The engineering that went into SwissTable (and F14) is impressive, but it’s a very complex design and implementation, and it seems to depend crucially on SIMD instructions for performance, which is not always acceptable (e.g. in the kernel). For a much simpler approach to open-addressed hashing that supports similar load factors, see Bidirectional Linear Probing: https://github.com/senderista/hashtable-benchmarks. (Note that I have not attempted to benchmark any of the implementations in this repo against any variant of the SwissTable algorithm.)
SwissTable is surprisingly simple in its design. The implementation is more complex than one might want because of the need to support C++11. If one could use C++14/20 the implementation would be much simpler (there is a lot of machinery to elide copies when one uses insert/emplace/operator).
Also SwissTable does not require SIMD. It works better with SIMD (16 comparisons per load) but it can work with scalars just as well (8 comparisons per load). In fact the ARM implementation uses scalars because there is no single cycle equivalent of pmovmskb for ARM.
Thanks for the explanation. I really should benchmark my BLP implementation against SwissTable for integer sets/maps (but that would require translating to C++, so not sure when it’ll happen).
Thanks, I wasn’t aware of that algorithm. The original paper confuses me, though: it seems to require a hash function that produces hashes with the same ordering as keys, so h(x) < h(y) iff x < y. That isn’t true for any real hash function (on strings) I know of. The hash functions in the repo all operate on ints, so maybe they can meet that criterion?
That’s right, the original paper assumes “ordered hash tables”, but that doesn’t imply that the hashed keys must have the same order as the original keys. You just need to store the hash codes explicitly along with the keys (unless you’re willing to pay the cost of constantly hashing keys). Robin Hood hash tables already do this (to determine distance from the original bucket), and BLP does the same thing. The reason I only used integer sets in the benchmarks (integer->integer maps would work as well) is that it’s something of a “sweet spot” for this algorithm: you can “hash” the keys with an integer permutation (rather than a one-way hash function), and only store the permuted form, reconstructing the original keys on demand by applying the inverse. The result is integer sets with constant-time lookup, in essentially the same space as a sorted array (but of course they can’t be iterated in the original order, which is the essential tradeoff).

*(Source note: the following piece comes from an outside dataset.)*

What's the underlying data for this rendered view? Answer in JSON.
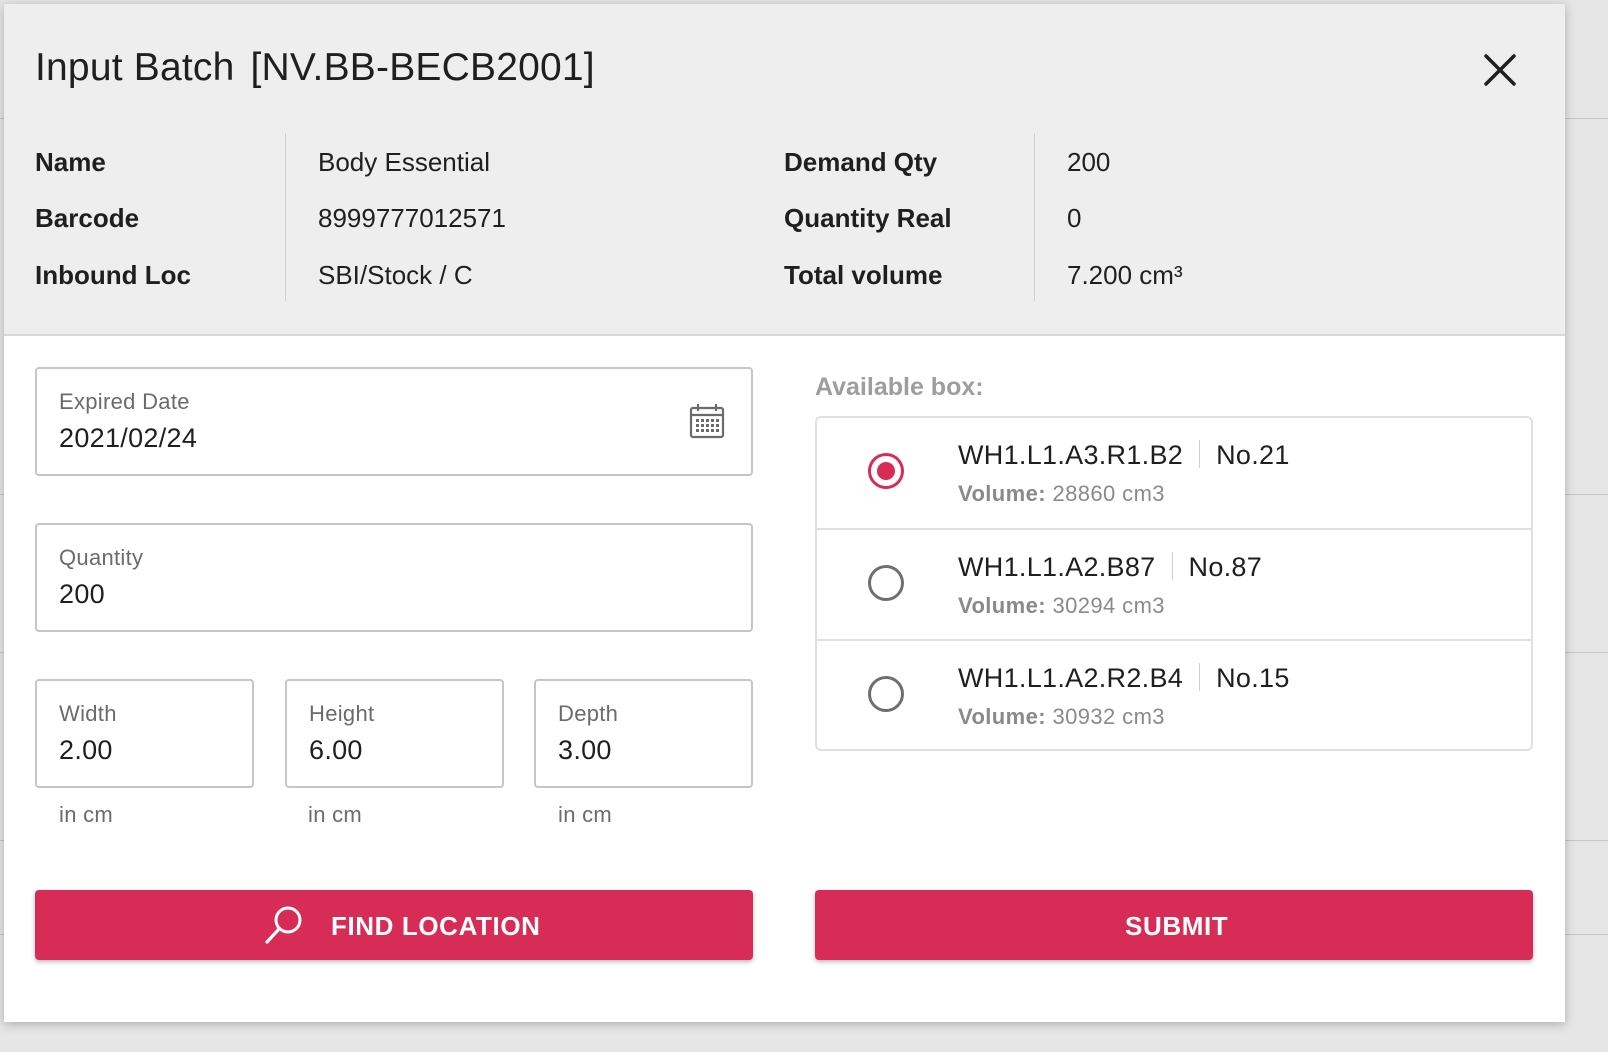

Note that you can achieve constant-time lookup for compressed integer sets by e.g. using bucketed Elias-Fano coding over an integer permutation (with say cache-line-size buckets) in the static context, or Cleary hash tables in the dynamic context (which is essentially Elias-Fano coding combined with BLP).
Got it. Keeping the table ordered by hash code is an attractive property for some persistent hash table algorithms I’m looking at, which split pages by hash range.
I wonder if this paper on external (i.e. disk-based) minimal perfect hashing might be relevant?
They order entries by hash value as well. If you’re willing to “throw away the keys” (which is a precondition for minimal perfect hashing to be useful), then this approach needs only ~2.5 bits/key.
“The unique feature of ECT [entropy-coded tries] with respect to sort is that it does not use the original key as the sort key. Instead, it hashes each key and uses this hashed result as the sort key.”
Note that the use of hash codes as keys in a trie is by no means new: the Hash Array Mapped Trie (HAMT) is used as a standard map data structure in Clojure, Scala, and Haskell.
Also, it took me a while to figure out that Robin Hood hashing (at least in one version) actually orders its entries by hash code as well. Then I learned that Paul Khuong had figured out the same thing (https://pvk.ca/Blog/more_numerical_experiments_in_hashing.html). I haven’t seen this observation anywhere else though.
So both Robin Hood (at least the version that enforces the ordering invariant) and BLP can both be considered variations on “ordered hash tables”. BLP has a bit more flexibility though (it allows a cluster to “surround” its “target bucket” rather than forcing it to follow the “target bucket”), which is reflected in its better performance and space utilization.